Research probes why COVID-19 seems to spare young children
By Bill Snyder
Lung disease experts at Vanderbilt University Medical Center and their colleagues have determined a key factor as to why COVID-19 appears to infect and sicken adults and older people preferentially while seeming to spare younger children.
The researchers discovered that children have lower levels of an enzyme the virus needs to invade airway epithelial cells in the lung. Their preliminary findings, has been posted online by the preprint server bioRxiv, suggest that blocking this enzyme potentially could prevent COVID-19 infection in older people.
There is still much to learn about SARS-CoV-2, the one-stranded RNA virus that causes COVID-19, said Jonathan Kropski, MD, assistant professor of Medicine and Cell & Developmental Biology in the Vanderbilt University School of Medicine, who led the study with Jennifer Sucre, MD.
But this much we do know: After a viral particle is inhaled into the lungs, protein “spikes” that stick out of its surface like nail studs in a soccer ball attach to a receptor called ACE2 on the surfaces of certain types of lung cells.
A cellular enzyme called a protease chops up the spike protein, enabling the virus to fuse into the cell membrane and “break into” the cell. Once inside, the virus hijacks the cell’s genetic machinery to make copies of its RNA.
Sucre and Kropski wondered whether levels of ACE2 and the protease, called TMPRSS2, change during lung development. If infants and children express less of these proteins, maybe that’s why they seem to be less vulnerable than older people to severe illness if they are exposed to SARS-CoV-2.
The researchers were well suited to investigate that possibility. As members of the international Human Cell Atlas (HCA) Lung Biological Network, they and their colleagues had built a dataset on lung development in the mouse using a technique called single-cell RNA-sequencing.
The technique can detect the expression of genes in individual cells of tissues such as the lung. In this way the researchers were able to track the expression of genes known to be involved in the body’s response to COVID-19 over time.
They found that while the gene for ACE2 was expressed at low levels in the mouse lung, “TMPRSS2 stood out as having a really striking trajectory of increased expression during development,” said Sucre, assistant professor of Pediatrics and Medicine.

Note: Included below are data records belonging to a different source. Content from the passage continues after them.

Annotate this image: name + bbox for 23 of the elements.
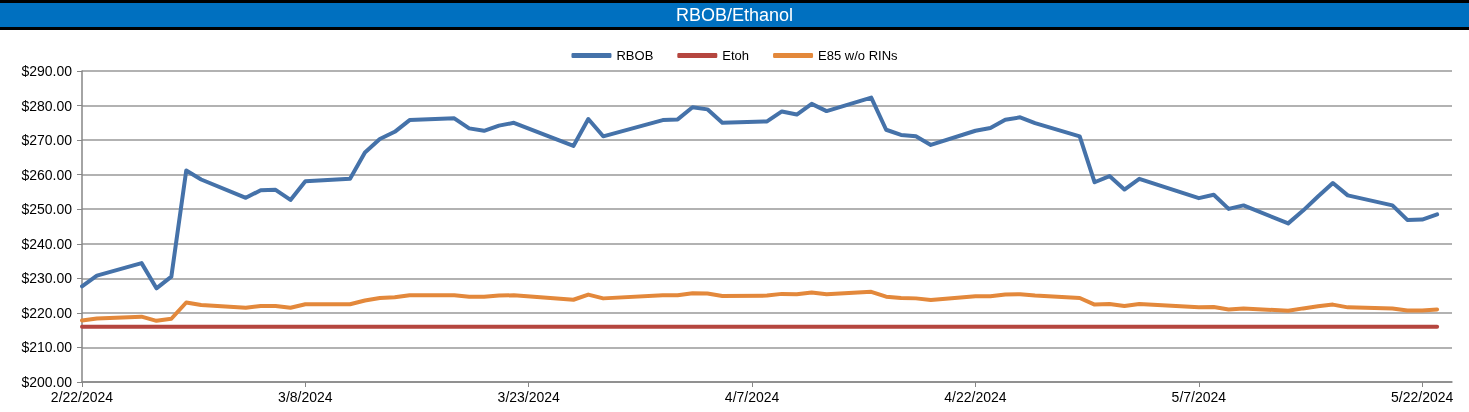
chart-title: RBOB/Ethanol bbox=[675, 5, 794, 25]
legend-label: Etoh bbox=[722, 48, 750, 63]
legend-label: E85 w/o RINs bbox=[818, 48, 899, 63]
y-tick-label: $210.00 bbox=[21, 339, 73, 356]
line-series bbox=[80, 95, 1440, 291]
x-tick-label: 5/7/2024 bbox=[1171, 389, 1227, 405]
x-tick-label: 3/8/2024 bbox=[278, 389, 333, 405]
y-tick-label: $220.00 bbox=[21, 304, 73, 321]
y-tick-label: $290.00 bbox=[21, 63, 73, 79]
x-tick-label: 4/22/2024 bbox=[944, 389, 1007, 405]
x-tick-label: 4/7/2024 bbox=[724, 389, 780, 405]
y-tick-label: $280.00 bbox=[21, 97, 73, 114]
y-tick-label: $270.00 bbox=[21, 132, 73, 149]
y-tick-label: $200.00 bbox=[21, 374, 73, 390]
x-tick-label: 3/23/2024 bbox=[497, 389, 561, 405]
x-tick-label: 2/22/2024 bbox=[50, 389, 114, 405]
y-tick-label: $250.00 bbox=[21, 201, 73, 218]
legend-label: RBOB bbox=[616, 48, 654, 63]
line-series bbox=[80, 289, 1440, 323]
x-tick-label: 5/22/2024 bbox=[1391, 389, 1454, 405]
y-tick-label: $260.00 bbox=[21, 166, 73, 183]
y-tick-label: $230.00 bbox=[21, 270, 73, 287]
y-tick-label: $240.00 bbox=[21, 235, 73, 252]
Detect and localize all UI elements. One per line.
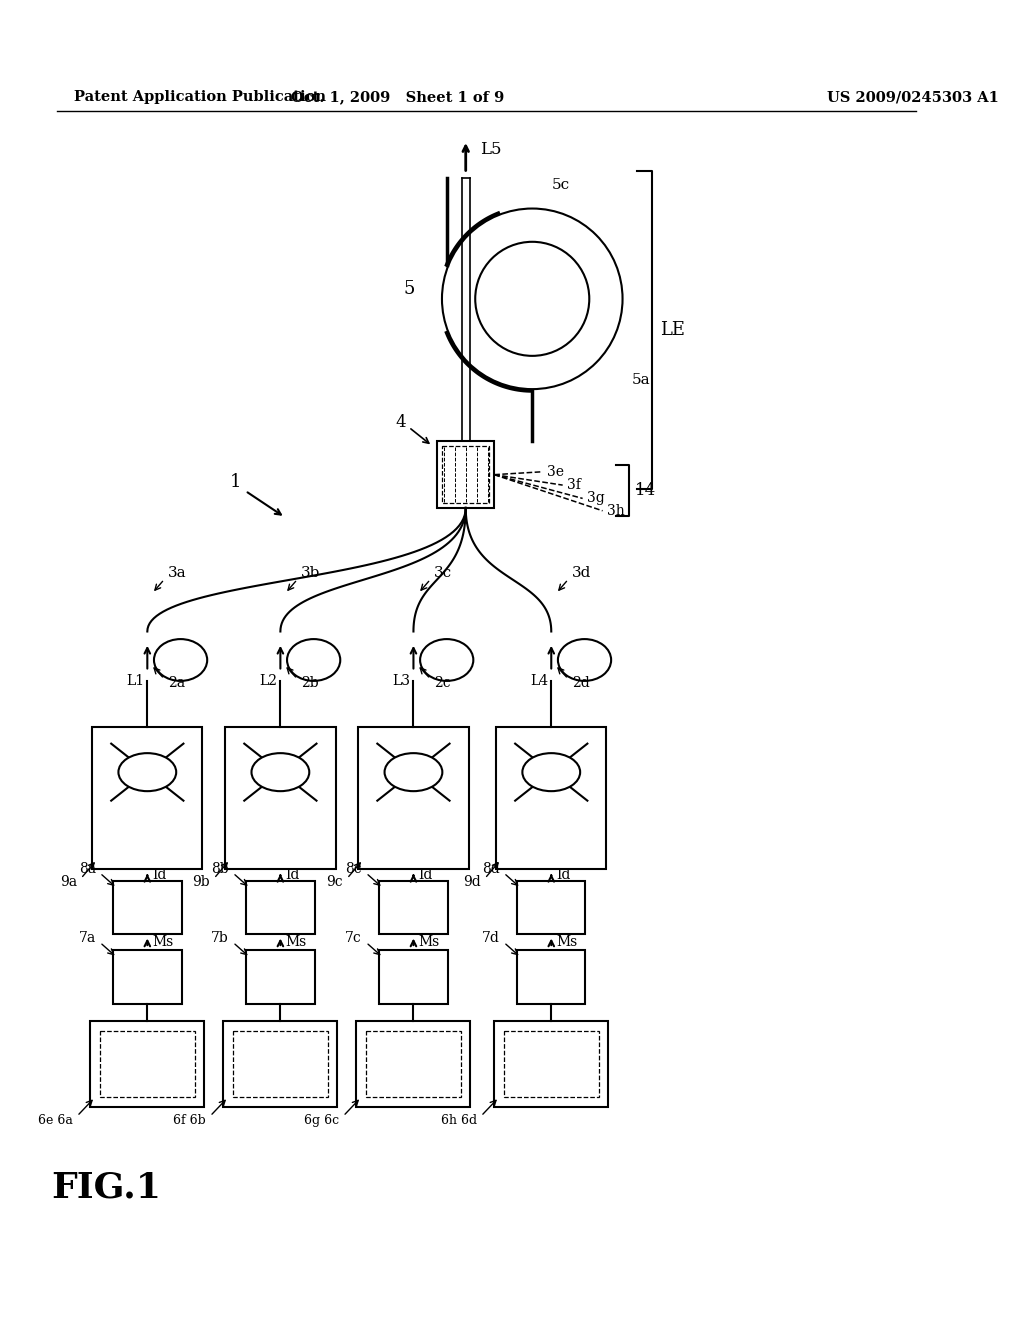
Text: Oct. 1, 2009   Sheet 1 of 9: Oct. 1, 2009 Sheet 1 of 9	[291, 90, 504, 104]
Text: L2: L2	[259, 675, 278, 688]
Text: 3c: 3c	[434, 565, 453, 579]
Text: 8b: 8b	[211, 862, 229, 876]
Text: 9c: 9c	[327, 875, 343, 890]
Text: Ms: Ms	[556, 935, 578, 949]
Text: 14: 14	[635, 482, 656, 499]
Text: L4: L4	[530, 675, 549, 688]
Text: L3: L3	[392, 675, 411, 688]
Text: 8c: 8c	[345, 862, 362, 876]
Text: 9a: 9a	[59, 875, 77, 890]
Text: L1: L1	[126, 675, 144, 688]
Text: 3a: 3a	[168, 565, 186, 579]
Text: Id: Id	[153, 867, 167, 882]
Text: 6e 6a: 6e 6a	[38, 1114, 73, 1126]
Text: 7c: 7c	[345, 932, 362, 945]
Text: 2b: 2b	[301, 676, 318, 690]
Text: 6g 6c: 6g 6c	[304, 1114, 339, 1126]
Text: Id: Id	[285, 867, 299, 882]
Text: 2a: 2a	[168, 676, 185, 690]
Ellipse shape	[522, 754, 581, 791]
Text: L5: L5	[480, 141, 502, 158]
Ellipse shape	[119, 754, 176, 791]
Text: Id: Id	[556, 867, 570, 882]
Ellipse shape	[385, 754, 442, 791]
Text: Id: Id	[418, 867, 432, 882]
Text: 7a: 7a	[79, 932, 96, 945]
Text: 9b: 9b	[193, 875, 210, 890]
Text: LE: LE	[659, 321, 685, 339]
Ellipse shape	[252, 754, 309, 791]
Text: 3b: 3b	[301, 565, 321, 579]
Text: 8a: 8a	[79, 862, 96, 876]
Text: 3e: 3e	[547, 465, 563, 479]
Text: 5: 5	[403, 280, 415, 298]
Text: 2c: 2c	[434, 676, 451, 690]
Ellipse shape	[440, 207, 625, 391]
Text: 4: 4	[396, 414, 407, 430]
Text: 7d: 7d	[482, 932, 500, 945]
Text: Patent Application Publication: Patent Application Publication	[74, 90, 326, 104]
Text: 2d: 2d	[572, 676, 590, 690]
Text: 5c: 5c	[551, 178, 569, 191]
Text: Ms: Ms	[285, 935, 306, 949]
Text: 1: 1	[230, 474, 242, 491]
Text: 7b: 7b	[211, 932, 229, 945]
Text: 3h: 3h	[607, 504, 625, 517]
Text: Ms: Ms	[153, 935, 173, 949]
Text: 6h 6d: 6h 6d	[441, 1114, 477, 1126]
Text: 3g: 3g	[588, 491, 605, 506]
Text: 9d: 9d	[463, 875, 481, 890]
Text: FIG.1: FIG.1	[51, 1171, 162, 1205]
Text: 3d: 3d	[572, 565, 592, 579]
Text: 8d: 8d	[482, 862, 500, 876]
Text: 3f: 3f	[567, 478, 582, 492]
Text: 6f 6b: 6f 6b	[173, 1114, 206, 1126]
Ellipse shape	[477, 244, 588, 354]
Text: 5a: 5a	[632, 372, 650, 387]
Text: US 2009/0245303 A1: US 2009/0245303 A1	[827, 90, 998, 104]
Text: Ms: Ms	[418, 935, 439, 949]
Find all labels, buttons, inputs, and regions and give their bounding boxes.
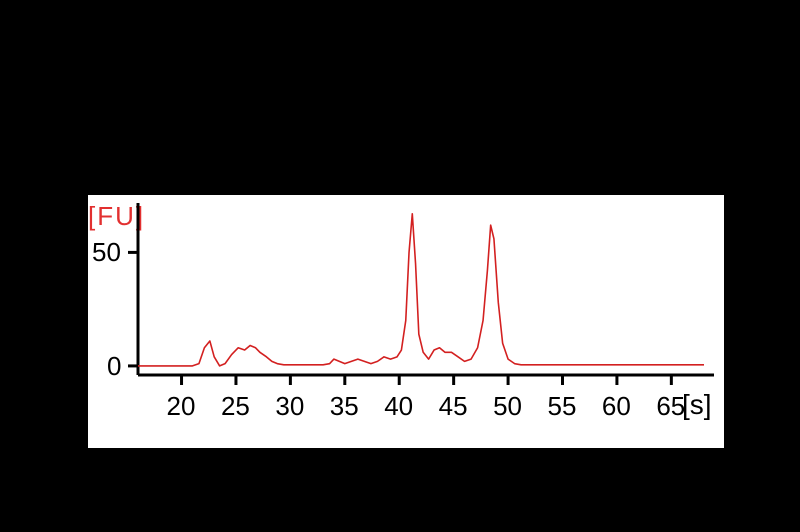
y-tick-label: 50 (92, 237, 121, 268)
x-tick-label: 55 (548, 391, 577, 422)
x-tick-label: 30 (275, 391, 304, 422)
x-tick-label: 50 (493, 391, 522, 422)
x-tick-label: 20 (167, 391, 196, 422)
x-tick-label: 45 (439, 391, 468, 422)
x-tick-label: 25 (221, 391, 250, 422)
x-tick-label: 40 (384, 391, 413, 422)
x-tick-label: 65 (656, 391, 685, 422)
x-tick-label: 60 (602, 391, 631, 422)
trace-line (138, 214, 704, 366)
chart-panel: [FU] [s] 20253035404550556065050 (88, 195, 724, 448)
x-axis-label: [s] (682, 389, 712, 421)
y-tick-label: 0 (107, 351, 121, 382)
x-tick-label: 35 (330, 391, 359, 422)
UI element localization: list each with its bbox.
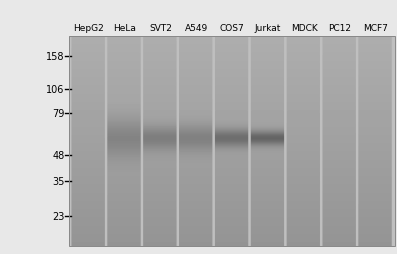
Text: HeLa: HeLa [113, 24, 136, 33]
Text: 35: 35 [52, 176, 65, 186]
Text: A549: A549 [185, 24, 208, 33]
Text: SVT2: SVT2 [149, 24, 172, 33]
Text: Jurkat: Jurkat [255, 24, 281, 33]
Text: 79: 79 [52, 109, 65, 119]
Text: COS7: COS7 [220, 24, 245, 33]
Text: MDCK: MDCK [291, 24, 317, 33]
Text: 158: 158 [46, 52, 65, 61]
Text: MCF7: MCF7 [363, 24, 388, 33]
Text: PC12: PC12 [328, 24, 351, 33]
Text: 23: 23 [52, 211, 65, 221]
Text: HepG2: HepG2 [73, 24, 104, 33]
Text: 48: 48 [52, 150, 65, 160]
Text: 106: 106 [46, 85, 65, 94]
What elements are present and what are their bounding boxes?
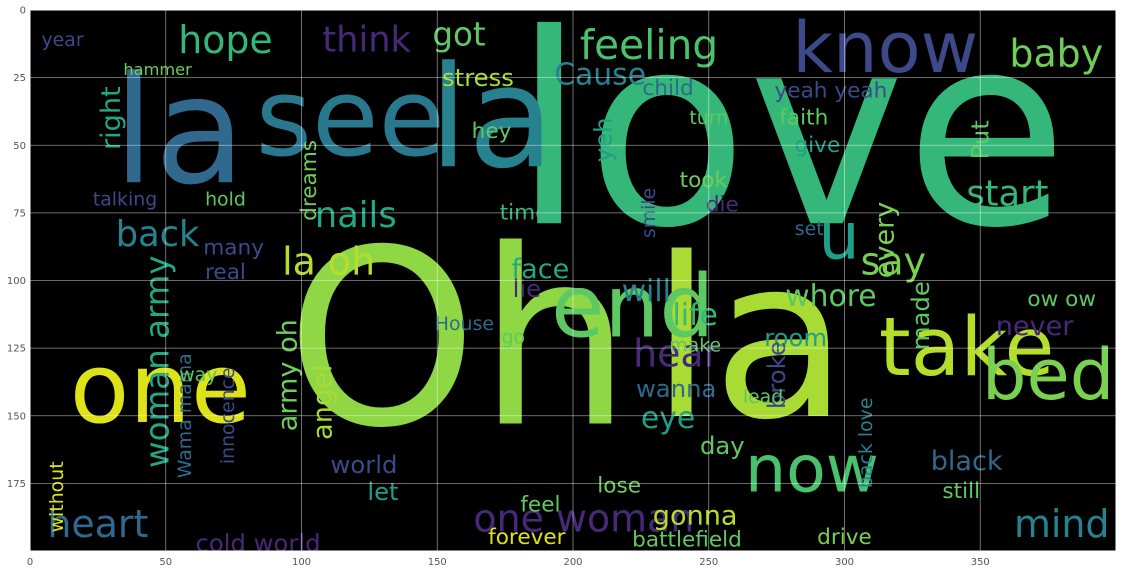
cloud-word: heart [47, 502, 148, 546]
cloud-word: die [706, 192, 739, 217]
cloud-word: feel [520, 493, 560, 518]
cloud-word: got [432, 15, 485, 53]
cloud-word: never [996, 311, 1075, 342]
cloud-word: end [551, 258, 714, 358]
cloud-word: life [672, 298, 717, 333]
cloud-word: angel [308, 365, 339, 440]
cloud-word: u [818, 200, 859, 275]
cloud-word: without [46, 461, 68, 532]
cloud-word: still [942, 479, 980, 504]
cloud-word: hey [472, 119, 512, 144]
cloud-word: made [906, 281, 935, 350]
x-tick-label: 150 [428, 557, 447, 568]
cloud-word: right [96, 86, 127, 150]
cloud-word: one woman [473, 497, 694, 541]
cloud-word: set [795, 218, 824, 240]
y-tick-label: 125 [7, 344, 26, 355]
cloud-word: year [42, 29, 84, 51]
cloud-word: now [745, 432, 879, 507]
cloud-word: Oh [286, 199, 632, 482]
cloud-word: battlefield [632, 528, 742, 553]
cloud-word: baby [1009, 31, 1103, 75]
cloud-word: broke [762, 341, 791, 409]
y-tick-label: 100 [7, 276, 26, 287]
cloud-word: lie [513, 274, 541, 303]
cloud-word: hope [178, 18, 273, 62]
cloud-word: woman army [139, 255, 177, 468]
cloud-word: back [116, 214, 200, 255]
cloud-word: la [651, 211, 849, 469]
cloud-word: face [512, 254, 570, 285]
cloud-word: yeah yeah [775, 79, 888, 104]
x-tick-label: 250 [699, 557, 718, 568]
cloud-word: day [700, 431, 745, 460]
cloud-word: ow ow [1027, 287, 1096, 312]
y-tick-label: 75 [13, 208, 26, 219]
cloud-word: go [501, 326, 525, 348]
cloud-word: took [680, 168, 728, 193]
cloud-word: real [205, 260, 246, 285]
cloud-word: eye [641, 401, 695, 436]
cloud-word: wanna [636, 374, 716, 403]
cloud-word: back love [855, 398, 877, 489]
cloud-word: whore [785, 279, 876, 314]
cloud-word: let [367, 477, 398, 506]
cloud-word: hammer [123, 60, 192, 79]
cloud-word: faith [779, 106, 828, 131]
cloud-word: black [931, 446, 1003, 477]
x-tick-label: 100 [292, 557, 311, 568]
cloud-word: hear [633, 332, 720, 376]
y-tick-label: 0 [20, 6, 26, 17]
cloud-word: House [435, 313, 494, 335]
cloud-word: lead [743, 386, 783, 408]
cloud-word: every [870, 202, 901, 279]
cloud-word: feeling [580, 21, 718, 69]
cloud-word: way [179, 364, 217, 386]
cloud-word: child [642, 76, 693, 101]
y-tick-label: 50 [13, 141, 26, 152]
cloud-word: mind [1014, 502, 1110, 546]
x-tick-label: 0 [27, 557, 33, 568]
cloud-word: start [966, 173, 1048, 214]
cloud-word: lose [597, 474, 641, 499]
x-tick-label: 300 [835, 557, 854, 568]
cloud-word: nails [315, 195, 397, 236]
cloud-word: forever [488, 525, 566, 550]
cloud-word: say [861, 240, 926, 284]
y-tick-label: 175 [7, 479, 26, 490]
cloud-word: know [792, 7, 978, 89]
cloud-word: see [256, 55, 446, 181]
y-tick-label: 150 [7, 411, 26, 422]
cloud-word: one [70, 332, 251, 445]
x-tick-label: 200 [563, 557, 582, 568]
cloud-word: yeh [588, 117, 617, 162]
cloud-word: la oh [282, 240, 375, 284]
cloud-word: many [203, 236, 264, 261]
cloud-word: world [330, 450, 397, 479]
cloud-word: cold world [196, 528, 321, 557]
y-tick-label: 25 [13, 73, 26, 84]
cloud-word: will [622, 274, 671, 309]
cloud-word: gonna [653, 500, 738, 531]
cloud-word: army oh [272, 319, 303, 431]
cloud-word: la [429, 36, 554, 200]
cloud-word: Cause [554, 57, 646, 92]
cloud-word: make [669, 334, 721, 356]
cloud-word: bed [982, 334, 1115, 416]
cloud-word: room [764, 323, 827, 352]
cloud-word: hold [205, 188, 246, 210]
cloud-word: talking [93, 188, 157, 210]
x-tick-label: 350 [971, 557, 990, 568]
axis-ticks: 0 50 100 150 200 250 300 350 0 25 50 75 100 125 150 175 [7, 6, 990, 569]
cloud-word: la [113, 45, 246, 218]
plot-frame [29, 9, 1117, 552]
cloud-word: love [512, 0, 1068, 286]
x-tick-label: 50 [159, 557, 172, 568]
cloud-word: think [322, 19, 411, 60]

The researchers next applied another technique called RNA in situ hybridization, which uses fluorescent probes to visualize how expression of the TMPRSS2 gene increased over time in specific types of epithelial cells that line the lungs.
With the help of VUMC pathologists, the researchers obtained and analyzed human lung specimens collected from donors of different ages, and confirmed a similar trajectory in TMPRSS2 expression to what they’d found in mice.
Finally the researchers used fluorescent probes to analyze an autopsy specimen from a patient who had died from COVID-19. They found the virus in three types of cells that express TMPRSS2. In essence, Sucre said, they caught the virus “red-handed,” at the scene of the “crime.”
These findings, the researchers concluded, “underscore the opportunity to consider TMPRSS2 inhibition as a potential therapeutic target for SARS-CoV-2.”
In a previous study of the first SARS virus, which caused a worldwide outbreak in 2002, researchers from Japan reported that a combination of protease inhibitors prevented the virus from entering human bronchial epithelial cells grown in the laboratory.
Kropski said much of the background work for this paper was built upon the collaborative efforts of the Human Cell Atlas (HCA) Lung Biological Network.
The Vanderbilt COVID-19 Consortium Cohort, a multi-disciplinary effort to understand more fully why some people are at greater risk of COVID-19 infection and illness, also aided in the acquisition and analysis of human tissues, he said.
Bryce Schuler, MD, PhD, a postdoctoral fellow in Pediatrics and Genetics at VUMC, is the paper’s first author.
Other Vanderbilt co-authors are A. Christian Habermann, Erin Plosa, MD, Chase Taylor, Christopher Jetter, Meghan Kapp, MD, John Benjamin, MD, MPH, Peter Gulleman, David Nichols, Susan Guttentag, MD, Timothy Blackwell, MD, and Steven Webber, MD.
The research was supported by several grants from National Institutes of Health.